James Knott james.knott at jknott.net
Sun Sep 16 14:57:44 EDT 2018


On 09/16/2018 02:42 PM, Don Tai wrote:
> I am assuming that on the Rogers router you are already using WPA2 and
> that someone has cracked it using a tool like AirCrack-NG (Kali dist
> or download). Physical barriers to limit signal strength will not
> alone protect you. There are numerous tutorials out there on how to
> use Aircrack-NG.

>From the FAQ:

"How can I crack a WPA-PSK network ?

You must sniff until a handshake takes place between a wireless client
and the access point. To force the client to reauthenticate, you can
start a deauth attack with aireplay-ng. Also, a good dictionary is
required."

By avoiding passwords found in the dictionary, you're much less
vulnerable.  A random 63 character string does that.  Here's a sample:

>GZcfs^7w\D$JKE8XZJ(bw#.&'(||c>tt@;yt[]gQ$<s~Xoc7}A9cQ`KhFbHM}:

Try finding that in a dictionary.

And also:

Will WPA be cracked in the future ?

It's extremely unlikely that WPA will be cracked just like WEP was.

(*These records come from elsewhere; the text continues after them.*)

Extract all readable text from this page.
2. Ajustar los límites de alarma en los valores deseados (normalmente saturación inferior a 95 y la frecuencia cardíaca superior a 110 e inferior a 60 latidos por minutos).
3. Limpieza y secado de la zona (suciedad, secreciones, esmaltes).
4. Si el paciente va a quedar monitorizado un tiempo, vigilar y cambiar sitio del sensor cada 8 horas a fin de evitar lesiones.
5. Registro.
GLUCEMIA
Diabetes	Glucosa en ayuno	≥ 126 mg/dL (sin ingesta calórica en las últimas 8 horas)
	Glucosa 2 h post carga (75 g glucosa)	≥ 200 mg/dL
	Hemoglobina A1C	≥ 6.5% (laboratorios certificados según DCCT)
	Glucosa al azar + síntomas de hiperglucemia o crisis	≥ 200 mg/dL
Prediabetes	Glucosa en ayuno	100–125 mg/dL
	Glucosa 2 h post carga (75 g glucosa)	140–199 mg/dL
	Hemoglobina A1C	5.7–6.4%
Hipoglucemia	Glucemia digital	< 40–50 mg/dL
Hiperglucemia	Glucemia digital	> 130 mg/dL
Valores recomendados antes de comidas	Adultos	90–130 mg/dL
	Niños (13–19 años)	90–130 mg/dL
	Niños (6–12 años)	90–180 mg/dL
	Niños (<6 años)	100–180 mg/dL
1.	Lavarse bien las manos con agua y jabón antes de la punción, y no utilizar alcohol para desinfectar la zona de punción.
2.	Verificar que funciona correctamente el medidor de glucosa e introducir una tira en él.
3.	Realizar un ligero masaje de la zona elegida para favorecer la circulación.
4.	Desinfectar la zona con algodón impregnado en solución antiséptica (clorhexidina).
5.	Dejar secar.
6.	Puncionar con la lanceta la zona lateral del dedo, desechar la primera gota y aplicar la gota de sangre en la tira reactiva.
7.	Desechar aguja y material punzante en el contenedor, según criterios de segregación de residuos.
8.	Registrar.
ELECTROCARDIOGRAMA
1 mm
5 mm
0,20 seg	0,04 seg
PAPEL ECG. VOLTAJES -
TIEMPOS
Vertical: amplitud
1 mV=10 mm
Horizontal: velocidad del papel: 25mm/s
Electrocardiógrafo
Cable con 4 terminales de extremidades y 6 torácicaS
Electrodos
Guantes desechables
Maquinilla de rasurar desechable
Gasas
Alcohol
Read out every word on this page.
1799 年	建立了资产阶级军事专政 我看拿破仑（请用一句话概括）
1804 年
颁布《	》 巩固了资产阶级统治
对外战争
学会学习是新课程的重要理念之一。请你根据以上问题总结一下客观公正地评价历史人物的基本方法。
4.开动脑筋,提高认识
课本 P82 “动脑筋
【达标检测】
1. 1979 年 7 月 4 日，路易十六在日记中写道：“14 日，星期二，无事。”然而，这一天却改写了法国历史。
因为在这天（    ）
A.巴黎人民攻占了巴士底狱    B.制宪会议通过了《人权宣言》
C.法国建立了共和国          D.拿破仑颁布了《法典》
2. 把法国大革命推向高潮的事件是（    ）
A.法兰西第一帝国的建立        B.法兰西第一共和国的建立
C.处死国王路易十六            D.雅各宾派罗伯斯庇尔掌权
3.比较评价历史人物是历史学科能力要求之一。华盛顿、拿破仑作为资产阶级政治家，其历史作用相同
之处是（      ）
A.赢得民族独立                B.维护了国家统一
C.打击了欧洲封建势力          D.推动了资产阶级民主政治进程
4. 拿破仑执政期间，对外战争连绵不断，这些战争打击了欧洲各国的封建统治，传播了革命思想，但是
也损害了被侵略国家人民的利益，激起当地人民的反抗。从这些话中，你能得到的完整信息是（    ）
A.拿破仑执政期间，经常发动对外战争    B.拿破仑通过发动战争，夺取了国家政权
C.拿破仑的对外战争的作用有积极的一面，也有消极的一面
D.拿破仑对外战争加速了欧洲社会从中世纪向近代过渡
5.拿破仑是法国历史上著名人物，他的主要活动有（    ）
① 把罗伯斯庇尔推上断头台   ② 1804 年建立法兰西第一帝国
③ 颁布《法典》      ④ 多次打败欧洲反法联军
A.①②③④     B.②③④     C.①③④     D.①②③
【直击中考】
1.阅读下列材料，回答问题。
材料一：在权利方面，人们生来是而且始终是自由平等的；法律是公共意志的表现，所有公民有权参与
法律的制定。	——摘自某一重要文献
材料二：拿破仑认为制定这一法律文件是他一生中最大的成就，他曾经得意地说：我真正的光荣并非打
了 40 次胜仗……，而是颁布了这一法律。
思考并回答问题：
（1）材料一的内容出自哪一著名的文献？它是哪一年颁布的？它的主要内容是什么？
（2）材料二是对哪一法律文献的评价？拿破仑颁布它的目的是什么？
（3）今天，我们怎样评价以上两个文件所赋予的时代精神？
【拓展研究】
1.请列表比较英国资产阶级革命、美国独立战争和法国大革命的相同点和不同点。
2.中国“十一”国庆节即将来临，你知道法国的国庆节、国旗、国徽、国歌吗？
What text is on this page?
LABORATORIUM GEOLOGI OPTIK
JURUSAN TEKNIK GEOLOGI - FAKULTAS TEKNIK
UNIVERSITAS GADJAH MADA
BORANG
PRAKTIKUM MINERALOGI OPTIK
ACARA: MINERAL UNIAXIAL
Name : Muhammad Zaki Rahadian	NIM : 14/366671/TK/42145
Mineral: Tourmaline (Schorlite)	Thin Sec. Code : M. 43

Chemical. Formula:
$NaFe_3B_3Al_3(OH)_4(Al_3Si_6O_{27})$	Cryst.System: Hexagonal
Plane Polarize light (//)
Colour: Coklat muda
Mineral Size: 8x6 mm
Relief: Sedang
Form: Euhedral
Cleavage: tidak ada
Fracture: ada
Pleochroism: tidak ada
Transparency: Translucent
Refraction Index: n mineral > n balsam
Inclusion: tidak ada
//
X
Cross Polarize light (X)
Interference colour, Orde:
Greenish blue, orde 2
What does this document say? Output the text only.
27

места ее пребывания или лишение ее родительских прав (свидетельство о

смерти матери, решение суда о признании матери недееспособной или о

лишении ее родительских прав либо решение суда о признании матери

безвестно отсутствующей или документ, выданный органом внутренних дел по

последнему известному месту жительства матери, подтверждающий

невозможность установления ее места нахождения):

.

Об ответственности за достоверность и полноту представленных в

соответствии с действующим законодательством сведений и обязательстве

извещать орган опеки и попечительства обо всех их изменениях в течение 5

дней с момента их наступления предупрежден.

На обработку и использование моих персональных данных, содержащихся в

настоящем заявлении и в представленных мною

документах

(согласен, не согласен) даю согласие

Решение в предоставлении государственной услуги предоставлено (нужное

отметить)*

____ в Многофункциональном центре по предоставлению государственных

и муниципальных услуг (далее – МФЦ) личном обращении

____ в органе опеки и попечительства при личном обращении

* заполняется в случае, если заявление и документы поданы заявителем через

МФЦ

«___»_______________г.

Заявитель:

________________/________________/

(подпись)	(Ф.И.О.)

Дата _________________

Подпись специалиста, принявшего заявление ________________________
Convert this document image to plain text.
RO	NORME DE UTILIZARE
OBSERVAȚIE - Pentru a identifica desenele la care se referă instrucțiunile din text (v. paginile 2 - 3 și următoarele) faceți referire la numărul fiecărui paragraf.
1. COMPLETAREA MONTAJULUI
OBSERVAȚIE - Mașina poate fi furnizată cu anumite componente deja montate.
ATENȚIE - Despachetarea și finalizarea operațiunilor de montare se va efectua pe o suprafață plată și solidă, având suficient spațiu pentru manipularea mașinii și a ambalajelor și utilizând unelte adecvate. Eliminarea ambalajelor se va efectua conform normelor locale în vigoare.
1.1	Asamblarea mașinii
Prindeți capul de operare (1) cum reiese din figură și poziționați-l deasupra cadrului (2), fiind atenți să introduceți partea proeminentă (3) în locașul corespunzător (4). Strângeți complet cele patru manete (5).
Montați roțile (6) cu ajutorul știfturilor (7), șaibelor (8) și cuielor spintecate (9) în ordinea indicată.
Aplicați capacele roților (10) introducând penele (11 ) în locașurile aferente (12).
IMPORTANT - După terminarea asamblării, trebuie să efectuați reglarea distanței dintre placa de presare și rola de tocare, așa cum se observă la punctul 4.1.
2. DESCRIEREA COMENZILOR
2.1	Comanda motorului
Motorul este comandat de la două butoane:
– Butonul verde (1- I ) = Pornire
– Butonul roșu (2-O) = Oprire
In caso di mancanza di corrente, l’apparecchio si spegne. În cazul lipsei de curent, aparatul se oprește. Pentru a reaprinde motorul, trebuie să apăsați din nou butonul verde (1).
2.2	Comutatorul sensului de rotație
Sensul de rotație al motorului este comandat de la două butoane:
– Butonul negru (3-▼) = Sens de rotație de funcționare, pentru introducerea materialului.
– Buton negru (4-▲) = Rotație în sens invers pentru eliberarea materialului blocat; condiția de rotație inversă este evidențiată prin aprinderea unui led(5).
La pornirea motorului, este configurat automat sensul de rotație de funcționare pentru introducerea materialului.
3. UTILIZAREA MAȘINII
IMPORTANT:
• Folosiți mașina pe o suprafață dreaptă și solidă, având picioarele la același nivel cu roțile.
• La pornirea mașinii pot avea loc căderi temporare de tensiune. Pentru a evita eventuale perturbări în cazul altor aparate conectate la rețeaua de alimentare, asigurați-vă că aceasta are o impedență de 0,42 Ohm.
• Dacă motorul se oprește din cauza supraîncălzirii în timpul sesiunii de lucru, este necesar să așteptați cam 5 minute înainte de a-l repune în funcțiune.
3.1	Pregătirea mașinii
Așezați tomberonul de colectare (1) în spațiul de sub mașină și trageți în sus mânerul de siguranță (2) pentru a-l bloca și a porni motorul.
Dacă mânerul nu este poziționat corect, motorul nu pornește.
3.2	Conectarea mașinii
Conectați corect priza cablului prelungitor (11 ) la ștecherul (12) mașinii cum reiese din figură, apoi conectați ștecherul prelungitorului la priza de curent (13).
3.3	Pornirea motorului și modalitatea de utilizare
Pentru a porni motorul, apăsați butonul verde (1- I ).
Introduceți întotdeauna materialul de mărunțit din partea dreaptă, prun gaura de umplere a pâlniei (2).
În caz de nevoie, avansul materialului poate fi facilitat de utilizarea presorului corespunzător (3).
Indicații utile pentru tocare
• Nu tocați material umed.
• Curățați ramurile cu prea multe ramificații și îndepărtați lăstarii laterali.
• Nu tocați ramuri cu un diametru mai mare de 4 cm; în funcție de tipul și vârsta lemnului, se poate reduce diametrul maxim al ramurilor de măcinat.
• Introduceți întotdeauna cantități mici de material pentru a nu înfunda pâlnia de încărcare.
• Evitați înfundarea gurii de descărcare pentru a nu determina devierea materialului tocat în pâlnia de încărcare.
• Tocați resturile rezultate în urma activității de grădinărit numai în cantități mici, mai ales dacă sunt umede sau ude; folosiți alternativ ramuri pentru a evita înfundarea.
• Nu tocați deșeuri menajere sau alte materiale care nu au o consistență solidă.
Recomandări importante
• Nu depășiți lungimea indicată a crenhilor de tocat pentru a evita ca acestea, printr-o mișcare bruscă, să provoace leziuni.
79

The major problem with WEP is that the shared key is appended to the IV;
the result is directly used to feed RC4. This overly simple construction
is prone to a statistical attack, since the first ciphertext bytes are
strongly correlated with the shared key (see Andrew Roos' paper). There
are basically two counter-measures against this attack:

    Mix the IV and the shared key using a hash function or
    Discard the first 256 bytes of RC4's output.

There has been some disinformation in the news about the “flaws” of TKIP:

For now, TKIP is reasonably secure but it is also living on borrowed
time since it still relies on the same RC4 algorithm that WEP relied on.

Actually, TKIP (WPA1) is not vulnerable: for each packet, the 48-bit IV
is mixed with the 128-bit pairwise temporal key to create a 104-bit RC4
key, so there's no statistical correlation at all. Furthermore, WPA
provides counter-measures against active attacks (traffic reinjection),
includes a stronger message integrity code (michael), and has a very
robust authentication protocol (the 4-way handshake). The only
vulnerability so far is a dictionary attack, which fails if the
passphrase is robust enough.

WPA2 (aka 802.11i) is exactly the same as WPA1, except that CCMP (AES in
counter mode) is used instead of RC4 and HMAC-SHA1 is used instead of
HMAC-MD5 for the EAPOL MIC. Bottom line, WPA2 is a bit better than WPA1,
but neither are going to be cracked in the near future.